Aber die Gründer, die gerade Product-Market-Fit suchen oder ihre erste Runde geraced haben, sieht man hier seltener. Die sitzen nicht beim Wine Tasting. Die sitzen zu Hause.

Und dann gibt es noch eine dritte Gruppe: Founder, die bewusst anders priorisieren. Bootstrapped-Businesses, Agenturen, E-Commerce-Brands. Unternehmen, die nicht von VC-Growth abhängig sind. Für sie ist Work-Life-Balance Teil der Strategie.

Wie oft saßen wir hier beim Dinner oder am Pool und haben uns angeschaut und gesagt: Life could be worse. Und das stimmt. Bei 25 Grad aufzustehen fühlt sich anders an als im Berliner Winter. Sonnenlicht verändert deinen Alltag. Dein Energielevel. Dein Rhythmus. Die eigentliche Frage ist also nicht: Ist Kapstadt gut oder schlecht für Gründer? Die Frage ist: Was willst du gerade maximieren? Dein Unternehmen – oder dein Leben?

Die Wann-Kapstadt-für-mich-sinnvoll-ist-Checkliste

Kapstadt kann für dich sinnvoll sein, wenn:

  1. Dein Business stark auf Beziehungen basiert und persönliche Kontakte dein Wachstum beschleunigen können.
  2. Du kurz vor einer Fundraising-Phase stehst und informelle Gespräche mit Investoren wertvoller sind als zusätzliche Stunden am Laptop.
  3. Dein operatives Team stabil arbeitet und du dich stärker auf Strategie und Partnerschaften konzentrieren kannst.
  4. Dein Unternehmen nicht von maximaler täglicher Execution abhängt und du dir erlauben kannst, etwas weniger Stunden zu arbeiten.
  5. Du bewusst auch dein Leben optimieren willst – und nicht nur dein Wachstum.

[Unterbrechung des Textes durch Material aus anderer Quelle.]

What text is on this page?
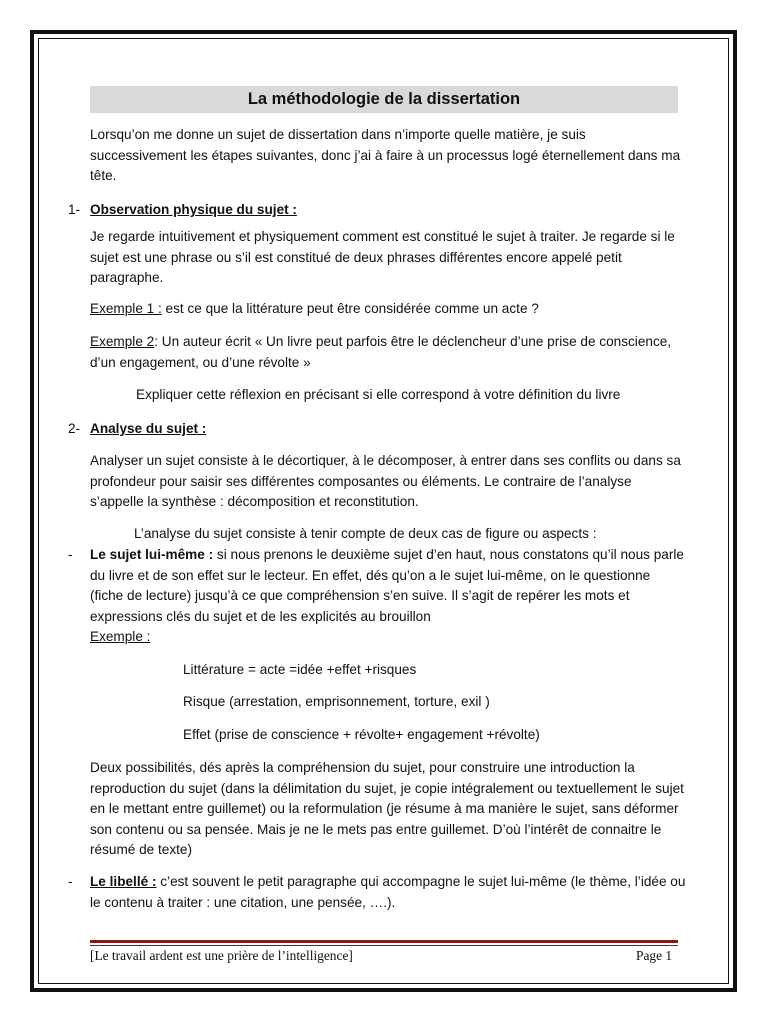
La méthodologie de la dissertation
Lorsqu’on me donne un sujet de dissertation dans n’importe quelle matière, je suis successivement les étapes suivantes, donc j’ai à faire à un processus logé éternellement dans ma tête.
1- Observation physique du sujet :
Je regarde intuitivement et physiquement comment est constitué le sujet à traiter. Je regarde si le sujet est une phrase ou s’il est constitué de deux phrases différentes encore appelé petit paragraphe.
Exemple 1 : est ce que la littérature peut être considérée comme un acte ?
Exemple 2: Un auteur écrit « Un livre peut parfois être le déclencheur d’une prise de conscience, d’un engagement, ou d’une révolte »
Expliquer cette réflexion en précisant si elle correspond à votre définition du livre
2- Analyse du sujet :
Analyser un sujet consiste à le décortiquer, à le décomposer, à entrer dans ses conflits ou dans sa profondeur pour saisir ses différentes composantes ou éléments. Le contraire de l’analyse s’appelle la synthèse : décomposition et reconstitution.
L’analyse du sujet consiste à tenir compte de deux cas de figure ou aspects :
- Le sujet lui-même : si nous prenons le deuxième sujet d’en haut, nous constatons qu’il nous parle du livre et de son effet sur le lecteur. En effet, dés qu’on a le sujet lui-même, on le questionne (fiche de lecture) jusqu’à ce que compréhension s’en suive. Il s’agit de repérer les mots et expressions clés du sujet et de les explicités au brouillon
Exemple :
Littérature = acte =idée +effet +risques
Risque (arrestation, emprisonnement, torture, exil )
Effet (prise de conscience + révolte+ engagement +révolte)
Deux possibilités, dés après la compréhension du sujet, pour construire une introduction la reproduction du sujet (dans la délimitation du sujet, je copie intégralement ou textuellement le sujet en le mettant entre guillemet) ou la reformulation (je résume à ma manière le sujet, sans déformer son contenu ou sa pensée. Mais je ne le mets pas entre guillemet. D’où l’intérêt de connaitre le résumé de texte)
- Le libellé : c’est souvent le petit paragraphe qui accompagne le sujet lui-même (le thème, l’idée ou le contenu à traiter : une citation, une pensée, ….).
[Le travail ardent est une prière de l’intelligence]	Page 1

Kapstadt ist wahrscheinlich keine gute Idee, wenn:

  1. Du gerade Product-Market-Fit suchst und jede konzentrierte Stunde zählt.
  2. Du frisch eine Runde geraced hast und in wenigen Monaten harte Umsatz- oder Wachstumsziele erreichen musst.
  3. Dein Business stark execution-getrieben ist und Relationship-Management aktuell kaum eine Rolle spielt.
  4. Dein Runway knapp ist und Ablenkung dich teuer zu stehen kommen kann.
  5. Du hauptsächlich kommst, weil „alle da sind“ – und nicht genau sagen kannst, welchen strategischen Vorteil du hier nutzen willst.